DMARC (Domain-based Message Authentication, Reporting, and Conformance) works with two other email standards (SPF, or Sender Policy Framework, and DKIM, or Domain Keys Identified Mail) to give domain owners control over which senders are allowed to send messages ‘as’ them. The effect is to specify which email servers can name the protected domain in the From field of their messages, thus preventing email spoofing.
Today, three domains have no DMARC (Bennet, Walsh and Wend), while four more have unenforced DMARC (Delaney, Patrick, Sanders and Trump). Although running DMARC in ‘unenforced’ mode is often an indication that DMARC is in process of implementation, for so long as it is unenforced, there is no protection. The authors of the survey, Valimail, note further that while Bloomberg has DMARC configured with an enforcement policy, a problem with the underlying SPF record (it exceeds the limit of 10 DNS lookups specified in the SPF standard) could cause problems with security, visibility and enforcement.

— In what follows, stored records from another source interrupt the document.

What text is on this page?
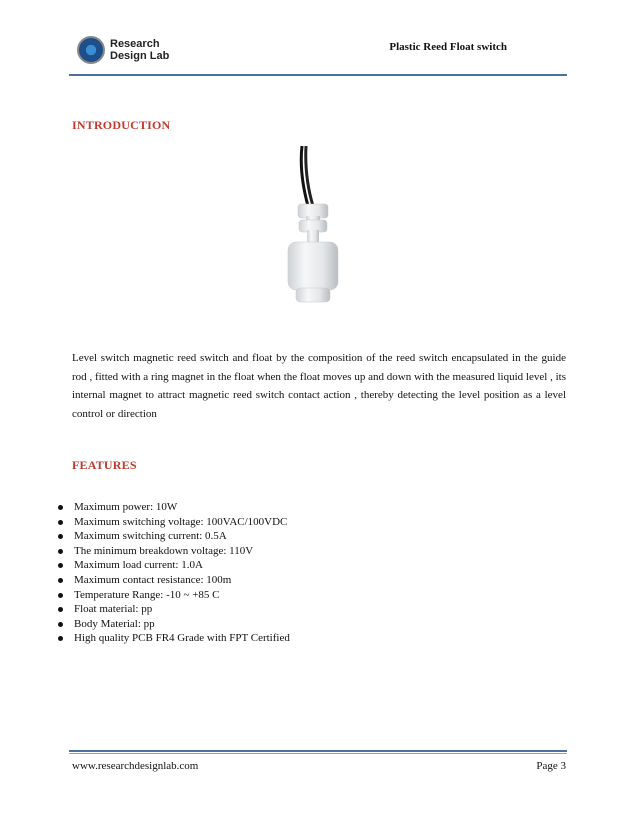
Research
Design Lab
Plastic Reed Float switch
INTRODUCTION

Level switch magnetic reed switch and float by the composition of the reed switch encapsulated in the guide rod , fitted with a ring magnet in the float when the float moves up and down with the measured liquid level , its internal magnet to attract magnetic reed switch contact action , thereby detecting the level position as a level control or direction

FEATURES
Maximum power: 10W
Maximum switching voltage: 100VAC/100VDC
Maximum switching current: 0.5A
The minimum breakdown voltage: 110V
Maximum load current: 1.0A
Maximum contact resistance: 100m
Temperature Range: -10 ~ +85 C
Float material: pp
Body Material: pp
High quality PCB FR4 Grade with FPT Certified
www.researchdesignlab.com	Page 3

Almost all email servers now support DMARC. They check to see if the apparent source domain has DMARC configured, and if so, whether the sender is approved. If approved, the email is allowed. If not, the email server obeys one of the three DMARC policies: reject (ie, delete it), quarantine (send it to a spam or junk folder), or none (deliver it as normal).
Valimail highlights three potential email attacks on or spoofed from the candidates’ domains. Inbound hacking attempts could impersonate a senior member of the campaign to leverage trust in that person as part of a phishing attack. Outbound phishing attacks could be launched while spoofing the campaign domain to gain additional credibility. Such emails could be targeted against both large and small donors with the intention of redirecting donations to the hackers’ bank accounts.
The third attack could be politically motivated. “Rather than hacking attempts,” warns Valimail, “bad actors might try to impersonate the campaign with mass emails sent to U.S. citizens at large, delivering a message that the campaign would never assent to — thereby sowing confusion about the campaign’s true positions, or generating distrust in its platform altogether.”
Valimail believes that the improvements in the presidential candidates’ use of DMARC over the last nine months is promising; but that “election officials as well as the vendors of hardware and software used in elections are all still far too easy to impersonate. In short, email remains a weak link in election security. The first step in closing that gap is to implement DMARC authentication, just as the campaigns have done.”
Nevertheless, it concludes, “It’s a real sign of progress when more than half of the presidential campaigns have not only published DMARC records, but have configured them with effective enforcement policies.”